September 6–7 was our Kristallnacht, Rev. Dositheos Anagnostopulous, a spokesman for the Greek Orthodox Church in Istanbul said, The chances of something like this happening again are slim, because Turkish youth today are more critical in their thinking. But to be sure, they need to learn that this catastrophe occurred, that's why the film is important.

A film like this might be just a film in another country, Mahçupyan continued, because there's been a vacuum and this issue was never discussed, the film now fulfils an important mission.

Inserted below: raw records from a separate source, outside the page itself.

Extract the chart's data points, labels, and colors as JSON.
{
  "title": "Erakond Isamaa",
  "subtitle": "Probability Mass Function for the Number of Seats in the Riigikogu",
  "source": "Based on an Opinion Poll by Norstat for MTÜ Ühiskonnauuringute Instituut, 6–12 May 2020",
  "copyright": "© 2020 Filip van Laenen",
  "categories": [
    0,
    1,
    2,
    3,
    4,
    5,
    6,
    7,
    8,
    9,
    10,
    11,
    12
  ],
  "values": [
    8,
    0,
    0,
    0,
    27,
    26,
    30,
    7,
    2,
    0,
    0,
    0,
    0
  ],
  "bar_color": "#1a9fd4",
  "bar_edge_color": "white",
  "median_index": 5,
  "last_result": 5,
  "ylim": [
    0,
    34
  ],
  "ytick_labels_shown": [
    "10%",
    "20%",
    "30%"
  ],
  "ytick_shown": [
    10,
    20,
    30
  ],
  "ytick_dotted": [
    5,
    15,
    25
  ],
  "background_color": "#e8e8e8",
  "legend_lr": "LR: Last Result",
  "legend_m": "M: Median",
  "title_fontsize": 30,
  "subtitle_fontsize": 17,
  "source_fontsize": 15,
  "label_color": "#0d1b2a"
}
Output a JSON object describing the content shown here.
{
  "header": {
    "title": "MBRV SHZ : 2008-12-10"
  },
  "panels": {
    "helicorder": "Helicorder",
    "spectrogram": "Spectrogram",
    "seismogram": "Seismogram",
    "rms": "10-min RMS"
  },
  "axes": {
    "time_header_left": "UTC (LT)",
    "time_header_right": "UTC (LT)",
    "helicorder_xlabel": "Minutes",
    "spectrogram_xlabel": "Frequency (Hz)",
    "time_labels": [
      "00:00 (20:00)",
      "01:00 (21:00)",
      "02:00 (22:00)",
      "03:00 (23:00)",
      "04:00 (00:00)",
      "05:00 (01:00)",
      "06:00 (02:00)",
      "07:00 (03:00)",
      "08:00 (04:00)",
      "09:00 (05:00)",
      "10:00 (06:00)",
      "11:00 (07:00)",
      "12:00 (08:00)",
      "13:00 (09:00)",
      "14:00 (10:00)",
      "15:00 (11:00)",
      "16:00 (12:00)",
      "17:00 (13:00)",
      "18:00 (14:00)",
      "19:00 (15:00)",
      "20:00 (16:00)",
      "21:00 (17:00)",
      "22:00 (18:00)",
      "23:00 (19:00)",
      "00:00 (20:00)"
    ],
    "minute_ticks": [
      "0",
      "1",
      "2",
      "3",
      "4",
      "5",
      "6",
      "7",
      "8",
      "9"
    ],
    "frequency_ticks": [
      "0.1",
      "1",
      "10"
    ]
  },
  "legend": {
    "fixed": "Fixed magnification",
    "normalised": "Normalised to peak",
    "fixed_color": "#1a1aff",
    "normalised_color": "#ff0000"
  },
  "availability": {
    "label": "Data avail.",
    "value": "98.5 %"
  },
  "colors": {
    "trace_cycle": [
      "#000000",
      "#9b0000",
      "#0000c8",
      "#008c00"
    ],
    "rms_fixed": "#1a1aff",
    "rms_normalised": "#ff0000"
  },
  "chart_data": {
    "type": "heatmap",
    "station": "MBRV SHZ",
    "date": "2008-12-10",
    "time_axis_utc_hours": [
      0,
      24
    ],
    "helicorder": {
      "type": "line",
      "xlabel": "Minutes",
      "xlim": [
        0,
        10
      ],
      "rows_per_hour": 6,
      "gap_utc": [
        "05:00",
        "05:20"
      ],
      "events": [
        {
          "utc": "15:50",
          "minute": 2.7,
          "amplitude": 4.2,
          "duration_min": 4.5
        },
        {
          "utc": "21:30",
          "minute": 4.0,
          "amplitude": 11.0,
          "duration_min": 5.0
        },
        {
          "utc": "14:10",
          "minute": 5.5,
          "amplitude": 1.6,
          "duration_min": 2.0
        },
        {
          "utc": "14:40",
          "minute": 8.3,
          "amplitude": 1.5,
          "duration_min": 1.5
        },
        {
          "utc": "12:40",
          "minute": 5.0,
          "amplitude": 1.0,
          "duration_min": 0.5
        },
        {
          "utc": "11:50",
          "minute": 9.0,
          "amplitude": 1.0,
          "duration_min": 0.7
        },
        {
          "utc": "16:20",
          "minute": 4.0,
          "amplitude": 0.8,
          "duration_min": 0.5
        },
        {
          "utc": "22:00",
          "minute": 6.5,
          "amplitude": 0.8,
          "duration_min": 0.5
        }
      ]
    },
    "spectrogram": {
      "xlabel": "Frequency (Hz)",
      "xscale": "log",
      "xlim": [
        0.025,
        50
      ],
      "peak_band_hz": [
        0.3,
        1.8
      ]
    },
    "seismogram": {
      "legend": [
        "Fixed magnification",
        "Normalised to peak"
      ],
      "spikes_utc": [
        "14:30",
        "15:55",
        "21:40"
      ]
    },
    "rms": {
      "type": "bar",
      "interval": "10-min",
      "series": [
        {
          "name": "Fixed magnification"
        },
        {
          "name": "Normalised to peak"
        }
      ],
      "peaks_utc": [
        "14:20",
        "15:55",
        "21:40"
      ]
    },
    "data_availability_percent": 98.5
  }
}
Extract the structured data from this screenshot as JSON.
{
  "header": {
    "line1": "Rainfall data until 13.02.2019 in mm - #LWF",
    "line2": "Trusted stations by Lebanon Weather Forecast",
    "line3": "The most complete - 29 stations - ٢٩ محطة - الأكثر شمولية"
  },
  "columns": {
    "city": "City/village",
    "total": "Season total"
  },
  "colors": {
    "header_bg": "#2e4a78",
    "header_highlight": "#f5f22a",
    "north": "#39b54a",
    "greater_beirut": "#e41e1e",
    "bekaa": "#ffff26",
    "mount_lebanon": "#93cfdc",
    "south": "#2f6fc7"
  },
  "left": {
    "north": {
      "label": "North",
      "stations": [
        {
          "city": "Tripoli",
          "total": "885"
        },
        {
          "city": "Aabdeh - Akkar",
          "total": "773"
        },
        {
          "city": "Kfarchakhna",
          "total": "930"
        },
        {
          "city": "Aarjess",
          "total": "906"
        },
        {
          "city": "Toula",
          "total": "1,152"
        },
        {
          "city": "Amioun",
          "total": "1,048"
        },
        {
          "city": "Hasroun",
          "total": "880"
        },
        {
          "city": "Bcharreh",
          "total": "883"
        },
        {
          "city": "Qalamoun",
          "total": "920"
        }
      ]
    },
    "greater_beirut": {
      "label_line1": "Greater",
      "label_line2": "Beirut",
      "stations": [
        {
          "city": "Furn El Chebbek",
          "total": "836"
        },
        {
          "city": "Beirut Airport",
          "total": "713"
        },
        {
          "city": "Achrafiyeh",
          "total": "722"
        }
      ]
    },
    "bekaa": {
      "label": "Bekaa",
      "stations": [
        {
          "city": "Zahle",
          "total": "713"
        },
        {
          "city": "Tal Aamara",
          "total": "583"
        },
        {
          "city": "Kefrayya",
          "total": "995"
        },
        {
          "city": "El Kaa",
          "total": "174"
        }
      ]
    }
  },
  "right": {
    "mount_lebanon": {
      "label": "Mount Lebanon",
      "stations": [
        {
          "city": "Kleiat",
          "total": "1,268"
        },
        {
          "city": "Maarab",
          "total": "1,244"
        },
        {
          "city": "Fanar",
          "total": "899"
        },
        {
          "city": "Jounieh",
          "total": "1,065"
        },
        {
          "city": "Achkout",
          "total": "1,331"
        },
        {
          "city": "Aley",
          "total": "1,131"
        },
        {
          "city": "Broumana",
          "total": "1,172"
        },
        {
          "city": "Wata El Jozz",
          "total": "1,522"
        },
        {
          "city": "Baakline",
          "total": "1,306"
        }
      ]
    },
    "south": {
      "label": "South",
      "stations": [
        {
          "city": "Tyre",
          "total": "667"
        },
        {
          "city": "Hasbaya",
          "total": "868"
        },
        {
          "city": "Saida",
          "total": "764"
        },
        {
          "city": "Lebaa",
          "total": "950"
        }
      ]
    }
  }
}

Yet, according to the Greek perspective, the film does not depict the events of September 1955 in their actual historic depth, not to mention the portrayal of the main Greek character as a prostitute sold off by her family, totally contrasting the Greek-envisioned social reality of the Greek community of the city, according to contemporary Greeks of Greece, which quite reflects the Turkish views over their non-Muslim neighbours, particularly the women. The film remains still highly controversial for being an attempt to white-wash the "responsibilities" of the Turkish people pretending it was all down to a political manipulation when this is a pogrom in which tens of thousands of Turkish citizens took part and which forced the majority of the Greek community to leave Istanbul.